Die Mär vom Multitasking

Multitasking ist die Chance, in der gleichen Zeit mehr als eine Sache zu vermasseln.“  Steve Uzzell (Photograph und Autor)

Kann ich mehr als eine Sache gleichzeitig tun? Das spart mir Zeit und bringt mich schneller vorwärts. Denn ich erledige die Dinge parallel und habe somit in der gleichen Zeiteinheit mehr geschafft. So die Theorie.
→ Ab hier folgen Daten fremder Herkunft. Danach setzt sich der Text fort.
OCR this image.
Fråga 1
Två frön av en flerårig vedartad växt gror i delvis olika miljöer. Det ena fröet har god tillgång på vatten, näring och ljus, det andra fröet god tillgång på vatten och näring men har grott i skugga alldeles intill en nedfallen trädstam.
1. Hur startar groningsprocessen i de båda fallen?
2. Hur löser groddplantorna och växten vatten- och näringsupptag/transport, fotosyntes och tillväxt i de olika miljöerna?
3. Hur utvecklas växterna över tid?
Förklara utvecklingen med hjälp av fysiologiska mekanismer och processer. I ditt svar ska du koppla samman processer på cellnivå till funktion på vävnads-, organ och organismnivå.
Multitasking der Stein der Weisen?

Doch wie sieht das in der Realität aus? Ist Multitasking die Antwort auf Zeitmangel und der Stein der Weisen in der Erhöhung der Effizienz? Wir alle akzeptieren Multitasking als effiziente Art zu arbeiten, noch vielmehr glauben wir, es öfter anwenden zu müssen. Jeder redet darüber, Frauen sollen es besser können als Männer. Es gibt unzählige Webseiten, die sich mit dem Thema beschäftigen. Wir verlangen die Fähigkeit von neuen Mitarbeitern, unseren Kindern und uns selbst. Multitasking ist der neue Arbeits- und Lebensstil geworden. Doch in Wahrheit ist es weder effizient noch effektiv. Wenn es um Ergebnisse geht versagt Multitasking komplett.

Woher kommt das?

Der Begriff geht zurück auf die Beschreibung der Arbeitsweise eines Computers, nur ging es darum, dass im Computer mehrere Aufgaben wechselweise auf dieselbe Ressource, die CPU, zugreifen. Später wurde daraus, dass mehrere Aufgaben simultan erledigt werden und das von einem Menschen. Wir wissen, auch ein Computer bearbeitet die Aufgaben sequenziell, immer nur eine zur gleichen Zeit. Die Illusion des Multitasking rührt daher, dass er sehr schnell zwischen den Aufgaben hin und her springt und es scheint, als ob er sie zur gleichen Zeit simultan erledigt.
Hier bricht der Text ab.